Bruder Straubinger (Brother Straubinger) is an operetta in three acts composed by Edmund Eysler to a German-language libretto by Moritz West and Ignaz Schnitzer. It premiered at the Theater an der Wien in Vienna on 20 February 1903 with Alexander Girardi in the title role.

==Background==
Eysler's operetta takes its name and the personality of its protagonist from the popular fictional figure "Bruder Straubinger", a travelling craftsman from Straubing who first appeared in an early 19th century student drinking song by Carl Theodor Müller, a medical student in Straubing. The character became the archetype of an industrious but carefree and cheerful wanderer.

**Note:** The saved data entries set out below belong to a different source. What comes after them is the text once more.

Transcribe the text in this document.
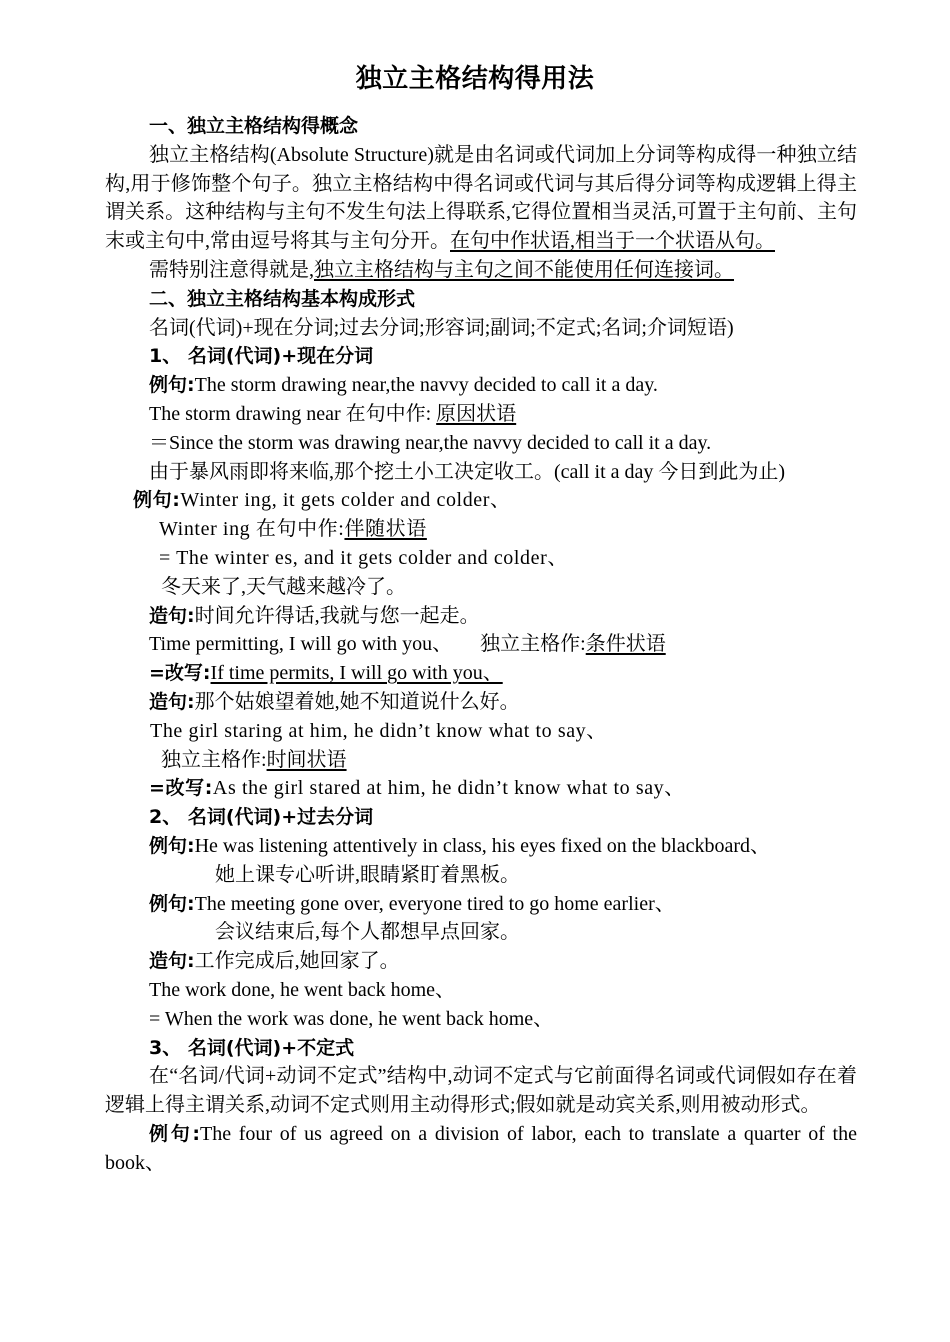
独立主格结构得用法

一、独立主格结构得概念

独立主格结构(Absolute Structure)就是由名词或代词加上分词等构成得一种独立结构,用于修饰整个句子。独立主格结构中得名词或代词与其后得分词等构成逻辑上得主谓关系。这种结构与主句不发生句法上得联系,它得位置相当灵活,可置于主句前、主句末或主句中,常由逗号将其与主句分开。在句中作状语,相当于一个状语从句。

需特别注意得就是,独立主格结构与主句之间不能使用任何连接词。

二、独立主格结构基本构成形式

名词(代词)+现在分词;过去分词;形容词;副词;不定式;名词;介词短语)

1、 名词(代词)+现在分词

例句:The storm drawing near,the navvy decided to call it a day.

The storm drawing near 在句中作: 原因状语

＝Since the storm was drawing near,the navvy decided to call it a day.

由于暴风雨即将来临,那个挖土小工决定收工。(call it a day 今日到此为止)

例句:Winter ing, it gets colder and colder、

Winter ing 在句中作:伴随状语

= The winter es, and it gets colder and colder、

冬天来了,天气越来越冷了。

造句:时间允许得话,我就与您一起走。

Time permitting, I will go with you、 独立主格作:条件状语

=改写:If time permits, I will go with you、

造句:那个姑娘望着她,她不知道说什么好。

The girl staring at him, he didn’t know what to say、

独立主格作:时间状语

=改写:As the girl stared at him, he didn’t know what to say、

2、 名词(代词)+过去分词

例句:He was listening attentively in class, his eyes fixed on the blackboard、

她上课专心听讲,眼睛紧盯着黑板。

例句:The meeting gone over, everyone tired to go home earlier、

会议结束后,每个人都想早点回家。

造句:工作完成后,她回家了。

The work done, he went back home、

= When the work was done, he went back home、

3、 名词(代词)+不定式

在“名词/代词+动词不定式”结构中,动词不定式与它前面得名词或代词假如存在着逻辑上得主谓关系,动词不定式则用主动得形式;假如就是动宾关系,则用被动形式。

例句:The four of us agreed on a division of labor, each to translate a quarter of the book、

Bruder Straubinger was the second of Eysler's operettas to be staged. He had composed a previous opera to a libretto by Ignaz Schnitzer with the title Der Hexenspiel (The Magic Mirror). The music publisher Josef Weinberger was impressed with it and tried unsuccessfully to get it staged. He then suggested that Eysler incorporate some of the lighter pieces from the work into a new operetta. The result was Bruder Straubinger which was an immediate success at its premiere, owing in part to its star tenor, Alexander Girardi, in the title role. However, Richard Traubner attributes a larger part of its success to Girardi's second-act waltz aria "Küssen ist keine Sünd" ("Kissing Is No sin"). The song was published separately by Weinberger and in a short time sold more than 100,000 copies. It later inspired the title of the 1950 German film Kissing Is No Sin and is featured in its soundtrack.

==Recordings==
A full-length recording of Bruder Straubinger was released on CD by Cantus Classics in 2017. Recorded live in 1951 by the Stuttgart Radio Symphony Orchestra conducted by Fritz Mareczek, it features Willy Reichert in the title role and Olga Noll as Oculi. (Catalog number: LC 502014)

Its most famous aria, "Küssen ist keine Sünd", has been recorded by Richard Tauber and Hermann Prey, amongst others.